# v0.8.0 — Performance Verification
**Release date:** 2026-05-22
**Status:** pre-1.0 milestone. The public API is allowed to evolve in
breaking ways through the `0.x` series; 1.0 freezes it.
---
## What this release is
Numbers. Every "<X µs" / "<Y ns" / "<Z GiB/s" claim in this crate's
docs is now backed by a committed criterion benchmark and a
measured number on a documented reference machine. The bench
suite covers every shipped algorithm; the measurements ship in a
new `docs/PERFORMANCE.md` with reference-machine specs,
methodology, contract-check matrix, and a wrapping-overhead
analysis vs upstream RustCrypto.
This phase intentionally adds zero new public API surface. The
0.7.0 functional contract carries forward unchanged.
---
## Highlights
- **Five criterion bench suites** — `benches/aead.rs`,
`benches/hash.rs`, `benches/mac.rs`, `benches/kdf.rs`,
`benches/stream.rs`. Each runs every algorithm at the canonical
input sizes (64 B / 1 KiB / 64 KiB / 1 MiB for byte-stream ops).
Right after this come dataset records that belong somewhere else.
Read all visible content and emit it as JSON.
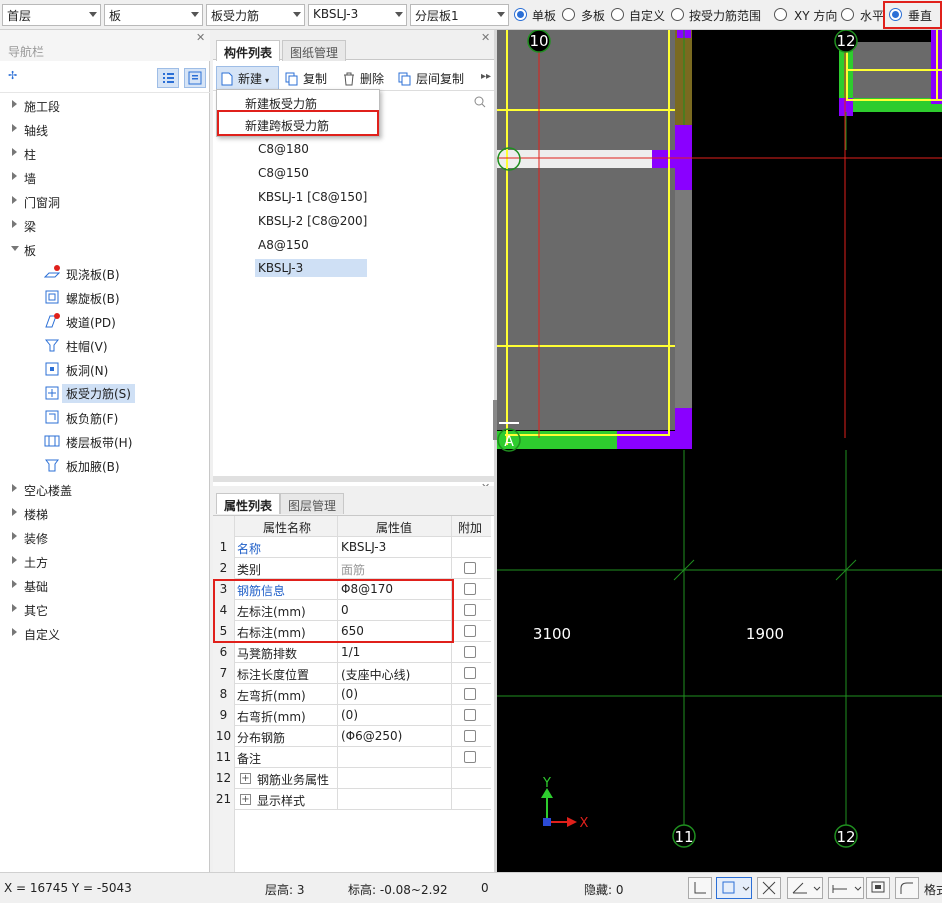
{
  "toolbar": {
    "floor": "首层",
    "category": "板",
    "type": "板受力筋",
    "component": "KBSLJ-3",
    "layer": "分层板1",
    "radios": [
      {
        "label": "单板",
        "checked": true
      },
      {
        "label": "多板",
        "checked": false
      },
      {
        "label": "自定义",
        "checked": false
      },
      {
        "label": "按受力筋范围",
        "checked": false
      },
      {
        "label": "XY 方向",
        "checked": false
      },
      {
        "label": "水平",
        "checked": false
      },
      {
        "label": "垂直",
        "checked": true
      }
    ]
  },
  "nav": {
    "title": "导航栏",
    "items": [
      {
        "label": "施工段"
      },
      {
        "label": "轴线"
      },
      {
        "label": "柱"
      },
      {
        "label": "墙"
      },
      {
        "label": "门窗洞"
      },
      {
        "label": "梁"
      },
      {
        "label": "板"
      }
    ],
    "sub_items": [
      {
        "label": "现浇板(B)"
      },
      {
        "label": "螺旋板(B)"
      },
      {
        "label": "坡道(PD)"
      },
      {
        "label": "柱帽(V)"
      },
      {
        "label": "板洞(N)"
      },
      {
        "label": "板受力筋(S)"
      },
      {
        "label": "板负筋(F)"
      },
      {
        "label": "楼层板带(H)"
      },
      {
        "label": "板加腋(B)"
      }
    ],
    "items_after": [
      {
        "label": "空心楼盖"
      },
      {
        "label": "楼梯"
      },
      {
        "label": "装修"
      },
      {
        "label": "土方"
      },
      {
        "label": "基础"
      },
      {
        "label": "其它"
      },
      {
        "label": "自定义"
      }
    ]
  },
  "components_panel": {
    "tabs": [
      "构件列表",
      "图纸管理"
    ],
    "buttons": {
      "new": "新建",
      "copy": "复制",
      "delete": "删除",
      "layer_copy": "层间复制"
    },
    "menu": [
      "新建板受力筋",
      "新建跨板受力筋"
    ],
    "list": [
      "C8@180",
      "C8@150",
      "KBSLJ-1 [C8@150]",
      "KBSLJ-2 [C8@200]",
      "A8@150",
      "KBSLJ-3"
    ]
  },
  "props_panel": {
    "tabs": [
      "属性列表",
      "图层管理"
    ],
    "headers": [
      "属性名称",
      "属性值",
      "附加"
    ],
    "rows": [
      {
        "n": "1",
        "name": "名称",
        "value": "KBSLJ-3"
      },
      {
        "n": "2",
        "name": "类别",
        "value": "面筋"
      },
      {
        "n": "3",
        "name": "钢筋信息",
        "value": "Φ8@170"
      },
      {
        "n": "4",
        "name": "左标注(mm)",
        "value": "0"
      },
      {
        "n": "5",
        "name": "右标注(mm)",
        "value": "650"
      },
      {
        "n": "6",
        "name": "马凳筋排数",
        "value": "1/1"
      },
      {
        "n": "7",
        "name": "标注长度位置",
        "value": "(支座中心线)"
      },
      {
        "n": "8",
        "name": "左弯折(mm)",
        "value": "(0)"
      },
      {
        "n": "9",
        "name": "右弯折(mm)",
        "value": "(0)"
      },
      {
        "n": "10",
        "name": "分布钢筋",
        "value": "(Φ6@250)"
      },
      {
        "n": "11",
        "name": "备注",
        "value": ""
      },
      {
        "n": "12",
        "name": "钢筋业务属性",
        "value": ""
      },
      {
        "n": "21",
        "name": "显示样式",
        "value": ""
      }
    ]
  },
  "canvas": {
    "axis_labels": [
      "10",
      "12",
      "11",
      "12",
      "A"
    ],
    "dims": [
      "3100",
      "1900"
    ],
    "x_axis": "X",
    "y_axis": "Y"
  },
  "status": {
    "coords": "X = 16745 Y = -5043",
    "floor_height": "层高:  3",
    "elevation": "标高:  -0.08~2.92",
    "zero": "0",
    "hidden": "隐藏:  0",
    "format": "格式"
  },
  "colors": {
    "accent": "#2b6fd6",
    "highlight": "#e0201b",
    "selection": "#cfe0f5"
  }
}
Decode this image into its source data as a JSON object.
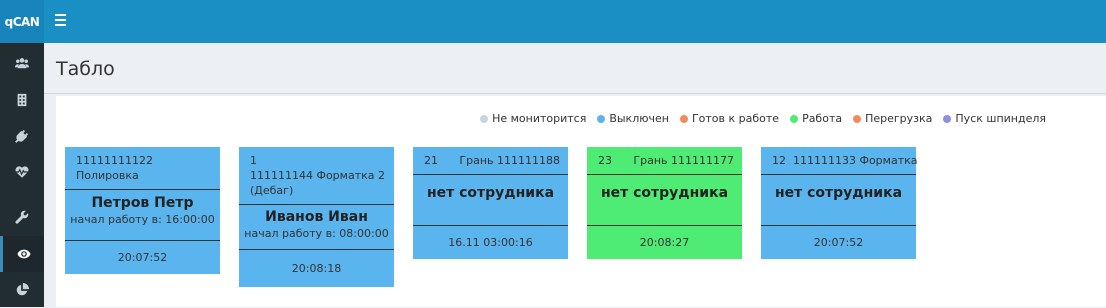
{
  "app": {
    "logo": "qCAN"
  },
  "header": {
    "title": "Табло"
  },
  "legend": [
    {
      "label": "Не мониторится",
      "color": "#c6d4e0"
    },
    {
      "label": "Выключен",
      "color": "#5ab4ee"
    },
    {
      "label": "Готов к работе",
      "color": "#ef8d5a"
    },
    {
      "label": "Работа",
      "color": "#4fec75"
    },
    {
      "label": "Перегрузка",
      "color": "#ef8d5a"
    },
    {
      "label": "Пуск шпинделя",
      "color": "#8e8fe0"
    }
  ],
  "cards": [
    {
      "head_left": "11111111122 Полировка",
      "name": "Петров Петр",
      "sub": "начал работу в: 16:00:00",
      "time": "20:07:52",
      "status_color": "#5ab4ee"
    },
    {
      "head_left": "1",
      "head_line2": "111111144 Форматка 2",
      "head_line3": "(Дебаг)",
      "name": "Иванов Иван",
      "sub": "начал работу в: 08:00:00",
      "time": "20:08:18",
      "status_color": "#5ab4ee"
    },
    {
      "head_left": "21",
      "head_right": "Грань 111111188",
      "name": "нет сотрудника",
      "time": "16.11 03:00:16",
      "status_color": "#5ab4ee"
    },
    {
      "head_left": "23",
      "head_right": "Грань 111111177",
      "name": "нет сотрудника",
      "time": "20:08:27",
      "status_color": "#4fec75"
    },
    {
      "head_left": "12  111111133 Форматка",
      "name": "нет сотрудника",
      "time": "20:07:52",
      "status_color": "#5ab4ee"
    }
  ],
  "sidebar": {
    "items": [
      {
        "icon": "users-icon"
      },
      {
        "icon": "building-icon"
      },
      {
        "icon": "plug-icon"
      },
      {
        "icon": "heartbeat-icon"
      },
      {
        "icon": "wrench-icon"
      },
      {
        "icon": "eye-icon",
        "active": true
      },
      {
        "icon": "pie-chart-icon"
      }
    ]
  }
}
- **`docs/PERFORMANCE.md`** — TL;DR comparison table at the top,
per-suite measured tables, contract-check matrix, methodology,
and a "choosing parameters for your hardware" guide. Reproduce
the numbers with `cargo bench --all-features`.
- **Two performance contract targets revised honestly:**
- **BLAKE3 < 500 ns at 1 KiB** was over-optimistic — measured
1.07 µs on Zen 5. BLAKE3's tree-parallel SIMD path doesn't
engage at 1 KiB; small-input cost is setup-dominated. At
64 KiB BLAKE3 hits **11.24 GiB/s** (~4.5× SHA-256). Updated
guidance: pick BLAKE3 above ~4 KiB, SHA-256 below on SHA-NI
hardware.
- **Argon2id < 100 ms at OWASP defaults** — measured ~9 ms on
Zen 5. The 19 MiB / 2 / 1 parameter set is too fast on
modern server CPUs. PERFORMANCE.md flags this and points
callers at `argon2_hash_with_params` to raise `t_cost` /
`m_cost`.
- **Wrapping-overhead analysis** confirms `crypt-io` is within
measurement noise of upstream RustCrypto for every algorithm.
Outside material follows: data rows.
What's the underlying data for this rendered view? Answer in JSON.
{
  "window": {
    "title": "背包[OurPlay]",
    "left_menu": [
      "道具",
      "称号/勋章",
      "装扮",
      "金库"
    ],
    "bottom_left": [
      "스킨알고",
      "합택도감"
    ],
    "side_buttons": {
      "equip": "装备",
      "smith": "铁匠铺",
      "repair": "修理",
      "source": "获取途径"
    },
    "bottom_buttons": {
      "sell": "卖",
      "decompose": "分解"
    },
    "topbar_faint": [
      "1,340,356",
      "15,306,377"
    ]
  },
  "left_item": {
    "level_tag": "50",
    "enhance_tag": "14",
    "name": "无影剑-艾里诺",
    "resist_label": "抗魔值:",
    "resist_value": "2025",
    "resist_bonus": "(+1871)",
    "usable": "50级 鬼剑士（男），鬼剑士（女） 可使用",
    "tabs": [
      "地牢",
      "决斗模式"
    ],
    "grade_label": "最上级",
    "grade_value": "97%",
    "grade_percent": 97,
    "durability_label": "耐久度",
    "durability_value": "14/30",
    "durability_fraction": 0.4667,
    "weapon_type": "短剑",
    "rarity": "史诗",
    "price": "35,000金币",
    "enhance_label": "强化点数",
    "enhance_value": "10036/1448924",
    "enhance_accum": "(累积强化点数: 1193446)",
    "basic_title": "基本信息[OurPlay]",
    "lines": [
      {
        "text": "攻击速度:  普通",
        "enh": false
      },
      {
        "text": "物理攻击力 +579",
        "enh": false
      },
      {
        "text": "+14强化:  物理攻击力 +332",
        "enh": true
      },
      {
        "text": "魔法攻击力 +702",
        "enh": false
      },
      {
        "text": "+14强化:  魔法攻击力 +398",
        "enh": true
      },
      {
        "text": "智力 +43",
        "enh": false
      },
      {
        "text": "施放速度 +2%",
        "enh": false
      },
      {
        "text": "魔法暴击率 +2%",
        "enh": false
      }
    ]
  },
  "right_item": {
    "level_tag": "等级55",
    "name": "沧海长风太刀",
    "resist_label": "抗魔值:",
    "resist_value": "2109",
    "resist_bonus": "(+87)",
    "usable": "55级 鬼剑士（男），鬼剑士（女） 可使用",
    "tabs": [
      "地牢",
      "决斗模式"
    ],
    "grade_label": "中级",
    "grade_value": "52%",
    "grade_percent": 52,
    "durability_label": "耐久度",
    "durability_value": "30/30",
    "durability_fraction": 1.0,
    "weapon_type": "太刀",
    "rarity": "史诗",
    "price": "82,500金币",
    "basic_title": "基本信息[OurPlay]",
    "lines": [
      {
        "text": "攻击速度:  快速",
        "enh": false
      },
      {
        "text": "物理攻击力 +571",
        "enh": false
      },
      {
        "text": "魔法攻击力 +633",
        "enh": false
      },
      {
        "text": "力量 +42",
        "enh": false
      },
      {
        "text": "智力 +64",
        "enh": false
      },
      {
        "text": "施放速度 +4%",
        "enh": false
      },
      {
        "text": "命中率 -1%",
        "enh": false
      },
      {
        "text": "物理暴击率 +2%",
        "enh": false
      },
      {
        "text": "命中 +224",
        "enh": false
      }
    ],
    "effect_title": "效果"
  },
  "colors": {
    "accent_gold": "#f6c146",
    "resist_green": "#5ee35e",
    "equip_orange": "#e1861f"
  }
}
The only material gap is the per-call `Vec` allocation in our
encrypt path; documented as post-1.0 zero-allocation work.
- **WSL2 pre-CI gate** — bench numbers (and the full test gate)
now run on WSL2 Ubuntu against the actual MSRV toolchain
*before* push, matching the Linux CI environment. Catches
Linux-specific issues (CRLF, strict base64ct, libc behavior)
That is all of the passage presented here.